Gedacht ist derzeit an ein exklusives Hotel der Kategorie 4 Sterne superior mit 50 Einheiten, dessen Gäste über eine feste Verbindung die Therme mit ihrem Spa-Angebot nutzen können. Für diese Nutzung (bis zu 30 000 zusätzliche Thermen-Besucher pro Jahr) zahlt der Hotelbetreiber der Therme einen jährlichen Fix-Betrag, der zu einer Erhöhung der Wirtschaftlichkeit beitragen soll.

Die Gesamtkosten für das Hotel (inklusive Tiefgarage) werden mit etwa 13 Millionen Euro veranschlagt. Gebaut werden soll es möglichst über eine private Eigentümergemeinschaft, als Betreiber schlägt der Planer einen auf Sylt etablierten Spitzen-Hotelier vor oder, wie beim Söl'ring Hof, einen exklusiven Management-Vertrag mit einer Luxushotel-Gruppe.

Um die Planungen angesichts eines Realisierungszeitraumes von etwa drei Jahren schnellstmöglich voranzubringen, hat die Gemeindevertretung zudem die Bereitstellung von 150 000 Euro im Wirtschaftsplan der Kurverwaltung für die Vorplanungen beschlossen. Zudem soll bei der weiteren Konkretisierung der Thermalbad- und Hotelpläne die Option offen gehalten werden, einen Teilbereich des Kliff-Parkplatzes mit einzubeziehen.

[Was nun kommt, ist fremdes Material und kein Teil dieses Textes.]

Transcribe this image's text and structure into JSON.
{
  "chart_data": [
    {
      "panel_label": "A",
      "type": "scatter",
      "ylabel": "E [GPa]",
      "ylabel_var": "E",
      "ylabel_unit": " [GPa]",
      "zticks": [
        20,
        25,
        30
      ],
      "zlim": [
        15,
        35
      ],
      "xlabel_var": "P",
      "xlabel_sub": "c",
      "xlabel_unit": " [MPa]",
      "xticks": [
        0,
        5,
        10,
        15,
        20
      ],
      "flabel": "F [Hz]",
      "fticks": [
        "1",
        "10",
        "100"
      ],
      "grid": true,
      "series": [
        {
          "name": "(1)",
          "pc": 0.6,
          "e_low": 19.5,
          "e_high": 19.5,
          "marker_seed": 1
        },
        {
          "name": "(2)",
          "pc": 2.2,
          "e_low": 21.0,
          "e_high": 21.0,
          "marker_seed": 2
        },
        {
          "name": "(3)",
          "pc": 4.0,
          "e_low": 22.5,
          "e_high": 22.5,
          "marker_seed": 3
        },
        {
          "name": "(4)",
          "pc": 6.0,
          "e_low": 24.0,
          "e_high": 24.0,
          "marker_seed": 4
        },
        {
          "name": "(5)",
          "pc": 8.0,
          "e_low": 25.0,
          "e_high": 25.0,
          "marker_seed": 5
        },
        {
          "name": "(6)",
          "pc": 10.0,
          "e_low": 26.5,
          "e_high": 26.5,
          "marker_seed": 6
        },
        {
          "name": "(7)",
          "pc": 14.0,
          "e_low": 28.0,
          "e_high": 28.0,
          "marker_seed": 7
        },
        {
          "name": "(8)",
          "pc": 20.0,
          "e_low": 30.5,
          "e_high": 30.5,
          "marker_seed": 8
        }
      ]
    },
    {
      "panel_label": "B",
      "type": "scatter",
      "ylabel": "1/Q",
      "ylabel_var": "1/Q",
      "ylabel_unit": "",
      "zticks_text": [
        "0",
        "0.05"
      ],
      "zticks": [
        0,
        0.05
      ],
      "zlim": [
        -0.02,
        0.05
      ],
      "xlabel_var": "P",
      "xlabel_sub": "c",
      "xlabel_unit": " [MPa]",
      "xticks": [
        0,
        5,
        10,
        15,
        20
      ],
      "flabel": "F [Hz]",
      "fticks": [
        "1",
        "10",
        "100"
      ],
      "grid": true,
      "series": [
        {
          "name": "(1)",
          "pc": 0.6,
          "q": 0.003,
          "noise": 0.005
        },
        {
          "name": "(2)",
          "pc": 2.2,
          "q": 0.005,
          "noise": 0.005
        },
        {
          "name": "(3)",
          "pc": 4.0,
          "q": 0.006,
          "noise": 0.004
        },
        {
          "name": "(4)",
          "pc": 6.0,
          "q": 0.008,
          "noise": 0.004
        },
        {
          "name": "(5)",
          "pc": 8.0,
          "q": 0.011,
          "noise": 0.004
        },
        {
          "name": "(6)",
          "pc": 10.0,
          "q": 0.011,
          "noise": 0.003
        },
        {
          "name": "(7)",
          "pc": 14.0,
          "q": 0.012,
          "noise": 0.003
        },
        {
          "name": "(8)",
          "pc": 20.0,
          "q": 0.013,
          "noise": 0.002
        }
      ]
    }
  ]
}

Entgegen bisheriger Pläne wird dieser jedoch nicht mehr komplett verkauft, um den gemeindlichen Eigenanteil für die Therme aufzubringen. Zur Lösung des Parkplatzproblems sollen mehrere Optionen einbezogen werden, zu denen auch Parkplätze auf dem Mülheim-Gelände sowie hinter dem Friesensaal gehören.